In terms of experimental details, it was found that stride's conv can be used to replace dilation conv to optimize a single frame. During inference, the entire sequence can be processed and the intermediate states of other 3D frames can be reused to improve the inference speed. During training, it is found that if the BN parameter is trained with the default value, it will cause the test error to fluctuate greatly ( $\pm1$ mm). Therefore, the parameter attenuation strategy of the BN layer is set: Initially, $\beta=0.1$ , exponential decay to $\ beta = 0.001$ . Finally, during testing, a flip operation was added.

Experimental results

Timing dilation conv model

The table below shows the comparison with other advanced models. The model in this paper has the lowest average error at the time under all standards, and does not depend on other data. It should be noted that the model clearly uses the timing information, so it is 5mm lower than the single-frame experiment on MPJPE. But the single frame model is also better than others. It should also be noted that the model in this table is obtained by 2D sequence training of CPN after finetune, not ground_truth .

The above timing dilation conv uses the information of past and future frames. If you need to perform 3D prediction in a real-time scene, you need to use casual conv, which will predict the 3D pose of the last frame. The partial display results of the dilation conv timing model are shown in the following figure.
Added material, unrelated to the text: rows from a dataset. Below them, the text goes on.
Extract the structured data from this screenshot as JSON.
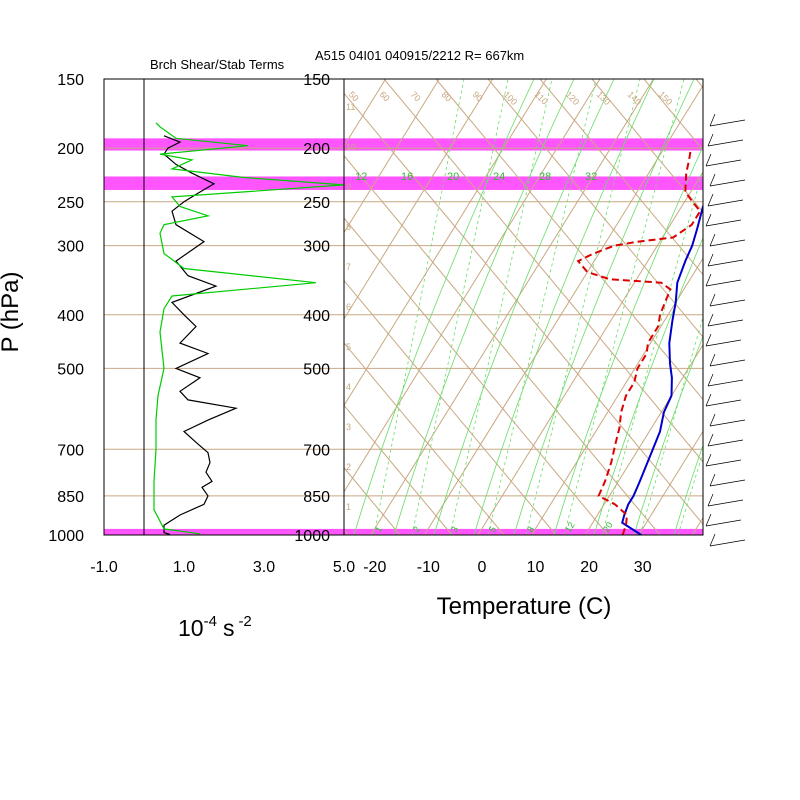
{
  "chart_data": {
    "type": "line",
    "header": "A515 04I01 040915/2212 R= 667km",
    "y_axis": {
      "label": "P (hPa)",
      "scale": "log",
      "range": [
        1000,
        150
      ],
      "ticks": [
        "150",
        "200",
        "250",
        "300",
        "400",
        "500",
        "700",
        "850",
        "1000"
      ],
      "tick_values": [
        150,
        200,
        250,
        300,
        400,
        500,
        700,
        850,
        1000
      ]
    },
    "highlight_layers_hpa": [
      [
        192,
        202
      ],
      [
        225,
        238
      ],
      [
        975,
        998
      ]
    ],
    "highlight_color": "#ff55ff",
    "left_panel": {
      "title": "Brch Shear/Stab Terms",
      "xlabel_base": "10",
      "xlabel_exp": "-4",
      "xlabel_unit": "s",
      "xlabel_unit_exp": "-2",
      "xlim": [
        -1.0,
        5.0
      ],
      "x_ticks": [
        "-1.0",
        "1.0",
        "3.0",
        "5.0"
      ],
      "x_tick_values": [
        -1.0,
        1.0,
        3.0,
        5.0
      ],
      "zero_line": 0.0,
      "series": [
        {
          "color": "#000000",
          "points": [
            [
              0.65,
              998
            ],
            [
              0.5,
              990
            ],
            [
              0.5,
              960
            ],
            [
              0.9,
              920
            ],
            [
              1.5,
              880
            ],
            [
              1.6,
              850
            ],
            [
              1.45,
              820
            ],
            [
              1.7,
              800
            ],
            [
              1.55,
              770
            ],
            [
              1.65,
              740
            ],
            [
              1.6,
              710
            ],
            [
              1.3,
              680
            ],
            [
              1.0,
              650
            ],
            [
              1.6,
              620
            ],
            [
              2.3,
              590
            ],
            [
              1.1,
              570
            ],
            [
              0.9,
              550
            ],
            [
              1.4,
              520
            ],
            [
              0.8,
              500
            ],
            [
              1.6,
              470
            ],
            [
              0.9,
              450
            ],
            [
              1.3,
              420
            ],
            [
              1.0,
              400
            ],
            [
              0.7,
              380
            ],
            [
              1.8,
              355
            ],
            [
              1.1,
              340
            ],
            [
              0.8,
              320
            ],
            [
              1.5,
              295
            ],
            [
              0.8,
              275
            ],
            [
              0.7,
              260
            ],
            [
              1.0,
              250
            ],
            [
              1.4,
              240
            ],
            [
              1.75,
              232
            ],
            [
              1.2,
              222
            ],
            [
              0.8,
              214
            ],
            [
              0.5,
              205
            ],
            [
              0.6,
              200
            ],
            [
              0.9,
              195
            ],
            [
              0.5,
              190
            ]
          ]
        },
        {
          "color": "#00cc00",
          "points": [
            [
              1.4,
              995
            ],
            [
              0.5,
              975
            ],
            [
              0.25,
              900
            ],
            [
              0.25,
              800
            ],
            [
              0.3,
              700
            ],
            [
              0.3,
              620
            ],
            [
              0.35,
              560
            ],
            [
              0.5,
              500
            ],
            [
              0.4,
              430
            ],
            [
              0.5,
              390
            ],
            [
              0.7,
              370
            ],
            [
              4.3,
              350
            ],
            [
              1.0,
              330
            ],
            [
              0.5,
              310
            ],
            [
              0.4,
              285
            ],
            [
              0.5,
              275
            ],
            [
              1.6,
              265
            ],
            [
              0.9,
              255
            ],
            [
              0.7,
              245
            ],
            [
              5.0,
              233
            ],
            [
              2.5,
              226
            ],
            [
              0.7,
              218
            ],
            [
              1.2,
              210
            ],
            [
              0.4,
              205
            ],
            [
              2.6,
              198
            ],
            [
              0.8,
              192
            ],
            [
              0.4,
              183
            ],
            [
              0.3,
              180
            ]
          ]
        }
      ]
    },
    "right_panel": {
      "xlabel": "Temperature (C)",
      "xlim": [
        -25,
        42
      ],
      "x_ticks": [
        "-20",
        "-10",
        "0",
        "10",
        "20",
        "30"
      ],
      "x_tick_values": [
        -20,
        -10,
        0,
        10,
        20,
        30
      ],
      "isotherm_spacing_C": 10,
      "dry_adiabat_labels": [
        "50",
        "60",
        "70",
        "80",
        "90",
        "100",
        "110",
        "120",
        "130",
        "140",
        "150"
      ],
      "mixing_ratio_labels": [
        "12",
        "16",
        "20",
        "24",
        "28",
        "32"
      ],
      "mixing_ratio_bottom_labels": [
        "1",
        "2",
        "3",
        "5",
        "8",
        "12",
        "20"
      ],
      "height_labels": [
        "1",
        "2",
        "3",
        "4",
        "5",
        "6",
        "7",
        "8",
        "9",
        "10",
        "11"
      ],
      "series": [
        {
          "name": "temperature",
          "color": "#0000cc",
          "points": [
            [
              30.5,
              1000
            ],
            [
              28,
              975
            ],
            [
              25.5,
              950
            ],
            [
              25,
              920
            ],
            [
              24.5,
              880
            ],
            [
              24.5,
              850
            ],
            [
              24,
              800
            ],
            [
              23,
              720
            ],
            [
              22,
              650
            ],
            [
              20.5,
              600
            ],
            [
              20,
              560
            ],
            [
              18,
              520
            ],
            [
              16,
              490
            ],
            [
              13.5,
              450
            ],
            [
              11.5,
              410
            ],
            [
              10,
              380
            ],
            [
              8,
              350
            ],
            [
              7,
              320
            ],
            [
              6.5,
              300
            ],
            [
              5.5,
              280
            ],
            [
              4,
              255
            ],
            [
              3,
              235
            ],
            [
              2,
              220
            ],
            [
              0.5,
              200
            ],
            [
              -0.5,
              180
            ]
          ]
        },
        {
          "name": "dewpoint",
          "color": "#dd0000",
          "points": [
            [
              27,
              1000
            ],
            [
              26.5,
              960
            ],
            [
              25.5,
              920
            ],
            [
              22,
              880
            ],
            [
              18,
              850
            ],
            [
              17.5,
              800
            ],
            [
              16.5,
              740
            ],
            [
              15,
              680
            ],
            [
              14,
              640
            ],
            [
              12.5,
              600
            ],
            [
              11.5,
              560
            ],
            [
              11.5,
              530
            ],
            [
              10.5,
              500
            ],
            [
              10.5,
              470
            ],
            [
              9.5,
              450
            ],
            [
              9.5,
              420
            ],
            [
              8.5,
              400
            ],
            [
              8,
              380
            ],
            [
              7.5,
              360
            ],
            [
              5,
              350
            ],
            [
              -5,
              345
            ],
            [
              -10,
              335
            ],
            [
              -13,
              320
            ],
            [
              -11,
              310
            ],
            [
              -8,
              300
            ],
            [
              -4,
              295
            ],
            [
              2,
              290
            ],
            [
              4,
              275
            ],
            [
              4,
              260
            ],
            [
              1.5,
              250
            ],
            [
              -1,
              240
            ],
            [
              -3,
              222
            ],
            [
              -4,
              210
            ],
            [
              -5,
              200
            ]
          ]
        }
      ]
    },
    "wind_barbs": "right-edge"
  }
}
Interestingly, the performance of using Mask RCNN and ground-truth bounding box is similar, which means that the detection result is almost perfect in this single-person scene.

The following table shows the influence of the sequence predicted by the 2D points on the 3D pose, which shows the results of various 2D sources. The improvement of CPN & Mask RCNN display results may be higher heatmap resolution, stronger feature merging, or more discrete pre-training data set.

The absolute position error cannot measure the smoothness of the prediction. And smoothness is very important for video. To evaluate this, the joint velocity error (MPJVE) is used, which corresponds to the first derivative of the 3D sequence of MPJPE. Table 2 shows that the timing model reduces the MPJVE single frame baseline by an average of 76%, thus greatly smoothing the 3D pose.

The following table shows the results of training on the HumanEva-I dataset.

The following table compares the complexity of CNN and LSTM, and also compares the results of 3D pose estimation using 2D sequences of different lengths.